戦いで、あの風を身近に、もっと近くに、はっきりと感じたいがために・・・。
いつのまにか、彼は打ち込むのを止めていた。
・・・そうだ、俺は戦いの中でしか生まれないあの風が欲しかったんだ・・・。
戦い、死と向かい合うスリルはいい。
しかし、それは強くなり、敵がいなくなった頃に芽生え始めた思い。
だが、最初は違っていた。
(あの風は、確かあの人はなんて言ってたか?)
『風?ああ、もしかしてお前、「太刀風」に魅入ったのか?
だとしたら俺もだ。あの風に俺も魅入っちまったんだよ・・・』
遠い目をして答える記憶の中の人。
その人が誰だか、思い出せてはいないが、
今の彼にとってそんなことはどうでもいいことだった。
「太刀風、か。
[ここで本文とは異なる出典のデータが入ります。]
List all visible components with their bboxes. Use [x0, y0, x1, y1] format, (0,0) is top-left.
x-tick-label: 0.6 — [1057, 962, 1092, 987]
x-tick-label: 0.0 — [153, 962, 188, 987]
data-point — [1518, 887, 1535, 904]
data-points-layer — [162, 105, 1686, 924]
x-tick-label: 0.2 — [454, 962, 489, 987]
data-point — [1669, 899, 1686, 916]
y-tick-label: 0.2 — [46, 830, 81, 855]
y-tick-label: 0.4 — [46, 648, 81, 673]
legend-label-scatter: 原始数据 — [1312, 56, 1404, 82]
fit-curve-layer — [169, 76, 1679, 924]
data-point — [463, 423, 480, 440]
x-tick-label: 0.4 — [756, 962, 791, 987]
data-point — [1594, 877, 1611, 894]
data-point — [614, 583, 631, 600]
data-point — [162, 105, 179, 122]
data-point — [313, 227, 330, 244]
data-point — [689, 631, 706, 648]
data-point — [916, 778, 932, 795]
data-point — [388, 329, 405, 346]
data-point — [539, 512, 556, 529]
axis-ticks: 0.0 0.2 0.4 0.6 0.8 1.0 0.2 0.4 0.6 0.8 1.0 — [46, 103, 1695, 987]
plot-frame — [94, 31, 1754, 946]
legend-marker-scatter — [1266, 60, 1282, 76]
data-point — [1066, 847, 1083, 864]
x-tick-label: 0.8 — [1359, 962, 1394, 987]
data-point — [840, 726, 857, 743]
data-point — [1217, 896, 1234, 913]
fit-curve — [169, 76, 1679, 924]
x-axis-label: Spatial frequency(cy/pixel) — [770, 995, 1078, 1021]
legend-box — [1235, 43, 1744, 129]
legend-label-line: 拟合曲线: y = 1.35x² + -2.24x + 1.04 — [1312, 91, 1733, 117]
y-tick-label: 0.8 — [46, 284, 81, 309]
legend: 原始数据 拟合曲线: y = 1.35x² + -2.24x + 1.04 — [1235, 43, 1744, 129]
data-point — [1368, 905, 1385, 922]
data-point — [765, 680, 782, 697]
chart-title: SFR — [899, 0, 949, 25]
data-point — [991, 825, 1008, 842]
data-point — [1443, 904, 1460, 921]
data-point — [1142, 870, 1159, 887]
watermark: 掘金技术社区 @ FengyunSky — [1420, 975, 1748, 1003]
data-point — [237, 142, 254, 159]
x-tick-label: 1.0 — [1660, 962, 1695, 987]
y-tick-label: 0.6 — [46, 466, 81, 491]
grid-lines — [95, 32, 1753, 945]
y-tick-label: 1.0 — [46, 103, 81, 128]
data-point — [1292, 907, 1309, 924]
そうだったな・・・」
思い出せた昔の記憶。
そして、彼は今後、戦いに、
「スリル」と「太刀風」を追い求めることになるだろう・・・。
後書(と書いて懺悔と読む)
太刀風・たちかぜ
刀を振るった時に起きる風。
あるいは戦闘や戦いぶりの激しく勇ましい様子。
なので、こんな風にしてみました。
でも、なんかラストが変な風な気が・・・(滝汗)
え、えーと、時間的には
一護達が帰って破面が来る前。
みたいな感じです。
欲求不満だった剣八さんに一角が、
何気なーい質問したらぁ・・・。
ってなかんじです・・・ハイ・・・。